Si sentiva dire: io sono sempre stato socialista, in casa mia siamo tutti antifascisti, mio nonno era partigiano, per non dire dei figli o nipoti di dispersi in Russia  o dei cultori di memorie incarnate nei partiti della nostalgia.  Nessuno che votasse per un partito come strumento per il conseguimento di obbiettivi concreti e realizzabili. Poi, proprio quando il traguardo che era sfuggito con le Br, la presa del potere da parte del più ideologico dei partiti, pareva cosa fatta grazie ai magistrati, entra in campo Berlusconi che non solo lo stoppa ma riporta la politica sul suo alveo, che non è quello dell’ideologia – cioè, in pratica, del partito preso, della “fede cieca” – ma della concretezza e della condivisione di programmi e obbiettivi.  Berlusconi e Forza Italia si sono però rivelati una colossale truffa e  hanno tradito spudoratamente gli elettori; il partito pragmatico si è sgonfiato e piano piano si è rivelato per quello che è: una lobby e uno strumento per difendere gli affari di famiglia del fondatore ma ha indicato una strada proseguita  da altri partiti pragmatici: il movimento Cinquestelle e la Lega riveduta e corretta. Ma le idee, si sa, camminano sulle gambe delle persone, che spesso non hanno spalle abbastanza robuste per sostenerle. E spalle rachitiche e gambe di gomma hanno dimostrato di avere i Di Maio – una nullità umana oltre che politica – Conte – buono per tutte le stagioni – Salvini – di una modestia intellettiva e culturale imbarazzante – a riprova di come la deriva della democrazia ha allontanato dalla politica le persone più capaci. Tuttavia gli stessi sondaggi che sanciscono la crisi o il tramonto dei due partiti ne confermano involontariamente quel che di positivo hanno in comune: sono formazioni autenticamente politiche, nelle quali i cittadini possono riconoscere i propri obbiettivi e i propri interessi e dai quali pretendono di essere ascoltati e rappresentati.
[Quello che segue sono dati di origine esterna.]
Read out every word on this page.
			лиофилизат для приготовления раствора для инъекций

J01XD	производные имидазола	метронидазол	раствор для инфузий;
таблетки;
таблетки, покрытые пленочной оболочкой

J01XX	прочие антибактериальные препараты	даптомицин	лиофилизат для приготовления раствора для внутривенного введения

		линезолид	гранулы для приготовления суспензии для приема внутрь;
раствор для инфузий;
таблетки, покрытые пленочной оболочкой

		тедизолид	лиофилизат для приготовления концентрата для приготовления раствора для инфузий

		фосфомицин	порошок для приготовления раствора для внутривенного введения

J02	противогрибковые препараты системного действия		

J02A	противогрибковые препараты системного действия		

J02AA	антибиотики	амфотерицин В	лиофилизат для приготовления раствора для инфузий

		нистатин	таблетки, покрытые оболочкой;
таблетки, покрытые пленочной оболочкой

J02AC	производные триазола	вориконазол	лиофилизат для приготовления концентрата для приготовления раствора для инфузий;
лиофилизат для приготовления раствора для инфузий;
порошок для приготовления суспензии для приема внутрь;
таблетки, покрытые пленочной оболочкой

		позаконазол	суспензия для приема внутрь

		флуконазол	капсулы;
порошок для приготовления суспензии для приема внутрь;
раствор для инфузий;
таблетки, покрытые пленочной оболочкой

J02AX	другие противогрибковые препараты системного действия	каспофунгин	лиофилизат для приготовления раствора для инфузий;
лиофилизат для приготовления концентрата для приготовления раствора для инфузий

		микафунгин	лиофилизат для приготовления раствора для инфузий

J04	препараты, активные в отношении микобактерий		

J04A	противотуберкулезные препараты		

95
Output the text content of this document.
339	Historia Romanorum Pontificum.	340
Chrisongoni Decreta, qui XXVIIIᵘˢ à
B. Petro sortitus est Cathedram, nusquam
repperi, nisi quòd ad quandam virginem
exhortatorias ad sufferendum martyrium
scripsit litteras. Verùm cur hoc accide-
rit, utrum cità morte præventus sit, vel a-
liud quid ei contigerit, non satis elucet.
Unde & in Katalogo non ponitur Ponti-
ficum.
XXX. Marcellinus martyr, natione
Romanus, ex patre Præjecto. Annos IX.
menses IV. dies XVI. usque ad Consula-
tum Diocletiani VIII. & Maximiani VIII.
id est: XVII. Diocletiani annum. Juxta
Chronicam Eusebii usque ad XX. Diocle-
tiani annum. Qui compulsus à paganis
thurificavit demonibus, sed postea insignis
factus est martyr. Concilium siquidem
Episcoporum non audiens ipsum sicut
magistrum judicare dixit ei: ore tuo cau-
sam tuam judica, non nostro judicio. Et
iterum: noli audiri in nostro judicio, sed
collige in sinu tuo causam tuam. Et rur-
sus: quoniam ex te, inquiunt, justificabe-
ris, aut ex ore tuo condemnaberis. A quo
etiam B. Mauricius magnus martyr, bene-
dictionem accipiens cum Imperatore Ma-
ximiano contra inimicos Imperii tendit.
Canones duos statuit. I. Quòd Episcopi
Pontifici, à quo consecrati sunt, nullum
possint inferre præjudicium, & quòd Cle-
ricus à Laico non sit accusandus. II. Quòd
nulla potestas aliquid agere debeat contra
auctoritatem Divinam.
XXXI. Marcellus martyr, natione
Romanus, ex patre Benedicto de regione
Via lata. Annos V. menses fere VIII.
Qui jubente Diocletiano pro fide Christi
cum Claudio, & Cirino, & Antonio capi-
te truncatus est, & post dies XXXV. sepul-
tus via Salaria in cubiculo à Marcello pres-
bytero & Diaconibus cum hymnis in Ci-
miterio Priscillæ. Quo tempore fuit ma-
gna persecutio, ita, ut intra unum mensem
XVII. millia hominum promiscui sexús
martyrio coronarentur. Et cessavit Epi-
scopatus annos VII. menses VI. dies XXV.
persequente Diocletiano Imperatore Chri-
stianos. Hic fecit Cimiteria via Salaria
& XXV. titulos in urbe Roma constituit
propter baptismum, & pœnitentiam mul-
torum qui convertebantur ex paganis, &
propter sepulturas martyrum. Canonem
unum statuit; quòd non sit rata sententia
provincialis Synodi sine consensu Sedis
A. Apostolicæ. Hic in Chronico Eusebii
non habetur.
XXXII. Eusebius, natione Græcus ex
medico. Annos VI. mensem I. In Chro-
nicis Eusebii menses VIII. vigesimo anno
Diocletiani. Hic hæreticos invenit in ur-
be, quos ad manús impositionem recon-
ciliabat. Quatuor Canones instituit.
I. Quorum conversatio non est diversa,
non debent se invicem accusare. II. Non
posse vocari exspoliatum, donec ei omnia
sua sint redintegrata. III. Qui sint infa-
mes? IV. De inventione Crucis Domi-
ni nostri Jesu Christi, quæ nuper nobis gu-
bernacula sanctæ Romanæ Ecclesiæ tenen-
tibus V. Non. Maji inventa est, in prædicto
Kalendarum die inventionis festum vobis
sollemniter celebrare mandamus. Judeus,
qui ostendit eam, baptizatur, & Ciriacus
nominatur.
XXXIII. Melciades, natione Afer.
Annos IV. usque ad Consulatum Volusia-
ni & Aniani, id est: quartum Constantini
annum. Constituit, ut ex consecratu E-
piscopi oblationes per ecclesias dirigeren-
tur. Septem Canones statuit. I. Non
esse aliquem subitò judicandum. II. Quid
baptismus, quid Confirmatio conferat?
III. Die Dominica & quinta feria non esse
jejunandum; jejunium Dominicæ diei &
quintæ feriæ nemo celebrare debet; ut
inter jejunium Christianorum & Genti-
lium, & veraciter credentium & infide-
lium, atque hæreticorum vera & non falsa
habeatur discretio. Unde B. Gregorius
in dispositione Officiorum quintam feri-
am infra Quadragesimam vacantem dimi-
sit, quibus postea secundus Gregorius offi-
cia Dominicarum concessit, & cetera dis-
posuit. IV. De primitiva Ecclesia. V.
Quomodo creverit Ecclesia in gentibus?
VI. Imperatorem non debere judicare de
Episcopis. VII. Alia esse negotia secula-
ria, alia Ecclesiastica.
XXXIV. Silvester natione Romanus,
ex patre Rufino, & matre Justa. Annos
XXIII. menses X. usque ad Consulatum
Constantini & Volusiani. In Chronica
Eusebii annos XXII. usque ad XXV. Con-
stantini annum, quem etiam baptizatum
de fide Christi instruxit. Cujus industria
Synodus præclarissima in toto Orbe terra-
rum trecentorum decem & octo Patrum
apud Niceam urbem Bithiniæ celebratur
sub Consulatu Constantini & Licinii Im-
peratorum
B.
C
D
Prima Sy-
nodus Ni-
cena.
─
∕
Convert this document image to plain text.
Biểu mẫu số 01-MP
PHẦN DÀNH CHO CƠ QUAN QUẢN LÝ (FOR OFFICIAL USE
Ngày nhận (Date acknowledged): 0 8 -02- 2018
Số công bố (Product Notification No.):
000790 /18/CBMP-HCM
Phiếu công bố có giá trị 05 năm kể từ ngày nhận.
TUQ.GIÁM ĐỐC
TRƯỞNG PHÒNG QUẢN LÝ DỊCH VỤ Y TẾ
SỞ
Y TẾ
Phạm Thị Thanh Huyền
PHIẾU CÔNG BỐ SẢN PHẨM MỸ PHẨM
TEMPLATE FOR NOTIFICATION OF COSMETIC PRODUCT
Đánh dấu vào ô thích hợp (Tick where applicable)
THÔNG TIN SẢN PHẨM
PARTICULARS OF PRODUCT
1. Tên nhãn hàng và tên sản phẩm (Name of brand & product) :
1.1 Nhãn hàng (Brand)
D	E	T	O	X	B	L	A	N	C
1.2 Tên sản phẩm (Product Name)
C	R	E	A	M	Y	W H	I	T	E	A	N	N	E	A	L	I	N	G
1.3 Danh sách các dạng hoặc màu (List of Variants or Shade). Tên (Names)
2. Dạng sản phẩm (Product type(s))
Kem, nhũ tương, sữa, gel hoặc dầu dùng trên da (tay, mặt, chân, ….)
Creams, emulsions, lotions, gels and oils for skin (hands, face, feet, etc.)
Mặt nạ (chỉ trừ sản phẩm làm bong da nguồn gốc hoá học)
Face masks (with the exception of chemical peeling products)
Quando i grillini votarono in Europa la von der Layen si resero responsabili di un voltafaccia di cui hanno pagato il fio elettorale come lo ha pagato la Lega avallando il bis di Mattarella. Inaffidabili per difetto di personale politico ma la strada rimane quella ed è l’unica che può riportare l’Italia non dico fra le democrazie – che in giro non ne vedo molte – ma quantomeno fra gli Stati degni di questo nome. Due debolezze non fanno una forza e probabilmente se nel movimento Cinquestelle si iniziasse a liberarsi dalla zavorra dei tanti di Maio non ci rimarrebbe nessuno così come non è probabile ma certo che nella Lega qualunque alternativa a Salvini farebbe rimpiangere il frastornato capitano. Detto questo, davanti alla spaventosa prospettiva del consolidamento dem – l’erede del Pci – del perpetuarsi dei berluscones e del protagonismo della Meloni ben venga l’armata brancaleone di Conte e di Salvini e ben venga un rinnovato patto giallo verde che dia all’Italia uno straccio di dignità e agli italiani una speranza per il futuro.  L’occasione da non perdere è una pronta levata di scudi contro gli affossatori del Paese installati ai vertici del governo e delle istituzioni e il catalizzatore può essere il voto parlamentare che blocchi l’invio di armi all’Ucraina e in prospettiva spinga l’Italia fuori dalla Nato.